Here’s the response from AWS support, in short, they suggest that a shared folder can be achieved by setting up persistence, its then possible to use the persistent memory in s3 as a shared memory space.
They are still looking into a local shared space. Personally, I think would be preferable as this would allow me to leverage the user and group controls afforded by jupyterHub.
AWS support response:
I understand you running JupyterHub through AWS EMR and need create some shared folders for the groups. Please correct me If I’ve misunderstood.
I first check the link you provided, according their code, they achieve this by creating a directory that accessible to all group users.
++++++++++++
https://github.com/kafonek/tljh-shared-directory/blob/8f82b4338e60808c05cfc0798fe1929c3b9c6e6b/tljh_shared_directory.py
++++++++++++
The first thing we need ensure is if you storing the notebooks in s3 or from local directory in notebook.
User notebooks and files are saved to the file system on the master node. This is ephemeral storage that does not persist through cluster termination. So we can storage these files to s3 by configuring persistence for notebooks in your cluster with jupyter[1].
If you store files in s3, what we can do is to create shared folder in s3 under “jupyter” folder or any other s3 bucket and use this location to keep the shared files.
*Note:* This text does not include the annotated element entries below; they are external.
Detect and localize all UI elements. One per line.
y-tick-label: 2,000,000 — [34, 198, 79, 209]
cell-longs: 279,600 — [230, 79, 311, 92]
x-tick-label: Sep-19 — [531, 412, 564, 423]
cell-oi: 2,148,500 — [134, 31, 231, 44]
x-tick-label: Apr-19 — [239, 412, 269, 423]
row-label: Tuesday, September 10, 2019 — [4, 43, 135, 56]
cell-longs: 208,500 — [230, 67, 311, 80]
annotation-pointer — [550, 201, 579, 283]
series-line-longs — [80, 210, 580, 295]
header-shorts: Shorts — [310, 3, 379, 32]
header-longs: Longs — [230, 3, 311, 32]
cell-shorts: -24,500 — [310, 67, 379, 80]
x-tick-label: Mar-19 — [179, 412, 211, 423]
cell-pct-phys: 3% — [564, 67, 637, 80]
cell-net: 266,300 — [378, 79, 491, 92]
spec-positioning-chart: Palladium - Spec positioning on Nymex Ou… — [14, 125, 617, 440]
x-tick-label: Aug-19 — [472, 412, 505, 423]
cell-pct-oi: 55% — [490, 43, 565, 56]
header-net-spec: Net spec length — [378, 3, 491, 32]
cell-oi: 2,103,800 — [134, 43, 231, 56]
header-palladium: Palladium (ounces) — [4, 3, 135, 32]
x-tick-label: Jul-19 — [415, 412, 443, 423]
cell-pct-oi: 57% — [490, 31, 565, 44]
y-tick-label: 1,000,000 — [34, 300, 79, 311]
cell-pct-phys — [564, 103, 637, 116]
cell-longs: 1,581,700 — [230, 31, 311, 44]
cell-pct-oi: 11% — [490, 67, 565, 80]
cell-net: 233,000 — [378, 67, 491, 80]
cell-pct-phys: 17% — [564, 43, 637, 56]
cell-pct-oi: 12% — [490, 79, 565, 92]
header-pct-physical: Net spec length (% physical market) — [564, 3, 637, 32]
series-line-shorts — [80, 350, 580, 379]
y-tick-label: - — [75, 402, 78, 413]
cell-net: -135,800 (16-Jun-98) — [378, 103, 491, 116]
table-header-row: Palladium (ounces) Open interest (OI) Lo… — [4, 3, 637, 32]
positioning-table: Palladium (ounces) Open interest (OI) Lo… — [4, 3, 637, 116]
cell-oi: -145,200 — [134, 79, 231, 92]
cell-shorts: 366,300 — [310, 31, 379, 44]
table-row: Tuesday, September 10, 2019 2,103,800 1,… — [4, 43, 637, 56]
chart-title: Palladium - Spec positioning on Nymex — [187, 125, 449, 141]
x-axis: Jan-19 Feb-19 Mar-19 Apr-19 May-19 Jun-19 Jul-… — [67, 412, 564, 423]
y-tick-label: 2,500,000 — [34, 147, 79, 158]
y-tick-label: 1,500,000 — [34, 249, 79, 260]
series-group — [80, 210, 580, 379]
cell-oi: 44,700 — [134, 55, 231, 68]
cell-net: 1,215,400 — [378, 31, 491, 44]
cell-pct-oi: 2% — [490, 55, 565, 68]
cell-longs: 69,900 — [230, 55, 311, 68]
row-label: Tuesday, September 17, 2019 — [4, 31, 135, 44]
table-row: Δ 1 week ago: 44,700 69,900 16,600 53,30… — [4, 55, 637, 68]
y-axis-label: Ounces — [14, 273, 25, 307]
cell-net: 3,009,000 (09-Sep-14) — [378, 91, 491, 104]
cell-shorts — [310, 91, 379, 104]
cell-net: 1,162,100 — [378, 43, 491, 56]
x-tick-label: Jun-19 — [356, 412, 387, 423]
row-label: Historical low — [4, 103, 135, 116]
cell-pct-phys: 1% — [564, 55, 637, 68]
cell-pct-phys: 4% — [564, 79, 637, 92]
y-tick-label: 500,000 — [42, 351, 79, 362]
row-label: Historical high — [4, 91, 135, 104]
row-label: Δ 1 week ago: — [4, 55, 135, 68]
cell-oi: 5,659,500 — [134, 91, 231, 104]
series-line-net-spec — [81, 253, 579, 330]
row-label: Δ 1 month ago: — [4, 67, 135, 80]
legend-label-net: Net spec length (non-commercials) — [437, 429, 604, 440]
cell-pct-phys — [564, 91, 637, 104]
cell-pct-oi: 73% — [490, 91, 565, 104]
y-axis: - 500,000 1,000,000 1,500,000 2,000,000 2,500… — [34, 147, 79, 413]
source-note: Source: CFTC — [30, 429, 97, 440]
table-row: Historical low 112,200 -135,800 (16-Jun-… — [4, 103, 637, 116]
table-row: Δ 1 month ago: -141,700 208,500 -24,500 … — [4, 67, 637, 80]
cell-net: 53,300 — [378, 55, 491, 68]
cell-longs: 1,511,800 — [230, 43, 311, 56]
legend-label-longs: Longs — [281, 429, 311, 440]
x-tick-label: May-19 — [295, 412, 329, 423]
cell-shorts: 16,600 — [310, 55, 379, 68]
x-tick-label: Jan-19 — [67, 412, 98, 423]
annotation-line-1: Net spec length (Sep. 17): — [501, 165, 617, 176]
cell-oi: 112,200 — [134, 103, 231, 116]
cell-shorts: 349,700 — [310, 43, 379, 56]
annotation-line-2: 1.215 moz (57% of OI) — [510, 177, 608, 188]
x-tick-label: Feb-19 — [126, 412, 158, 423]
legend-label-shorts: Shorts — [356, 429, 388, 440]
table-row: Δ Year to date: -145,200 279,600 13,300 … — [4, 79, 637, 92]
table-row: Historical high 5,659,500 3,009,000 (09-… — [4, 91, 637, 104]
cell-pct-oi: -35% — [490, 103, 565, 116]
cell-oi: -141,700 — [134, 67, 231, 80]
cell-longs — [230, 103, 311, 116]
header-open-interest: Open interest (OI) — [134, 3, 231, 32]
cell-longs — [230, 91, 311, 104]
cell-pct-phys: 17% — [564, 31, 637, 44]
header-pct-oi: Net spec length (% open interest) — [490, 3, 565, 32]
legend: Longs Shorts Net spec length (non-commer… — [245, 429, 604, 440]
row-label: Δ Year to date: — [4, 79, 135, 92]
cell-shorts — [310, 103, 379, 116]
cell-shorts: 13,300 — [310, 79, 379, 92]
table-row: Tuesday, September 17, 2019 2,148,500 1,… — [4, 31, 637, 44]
For example, you can run the below command to copy a notebook from shared location to devuser1’s home directory:
++++++++++
aws s3 cp s3://mybucket/jupyter/shared/note.ipynb
s3://mybucket/jupyter/devuser1/
++++++++++
Please note that the IAM role attached to master instance group is used by the jupyterhub users for accessing these s3 objects. It is recommended to allow only read and write permissions to s3 buckets. Please refer [2] under references for more information.
If you save data from local directory and you want to create shared folder in locally, according the steps from TLJH, they create a shared folder to allow all the users to use. I am not familiar with this, so please allow some time for testing this approach.
References:
[1] Configuring persistence for notebooks in Amazon S3 https://docs.aws.amazon.com/emr/latest/ReleaseGuide/emr-jupyterhub-s3.html
[2] Configure roles in EMR cluster https://docs.aws.amazon.com/emr/latest/ManagementGuide/emr-iam-roles.html
As a side question, any ideas regarding how to execute root commands in jupyterhub AWS EMR? I wanted to attempt to create the shared folder locally as I did with TLJH but it looks like the admin doesn’t have the permissions to do so and I’m unsure how to access the root account.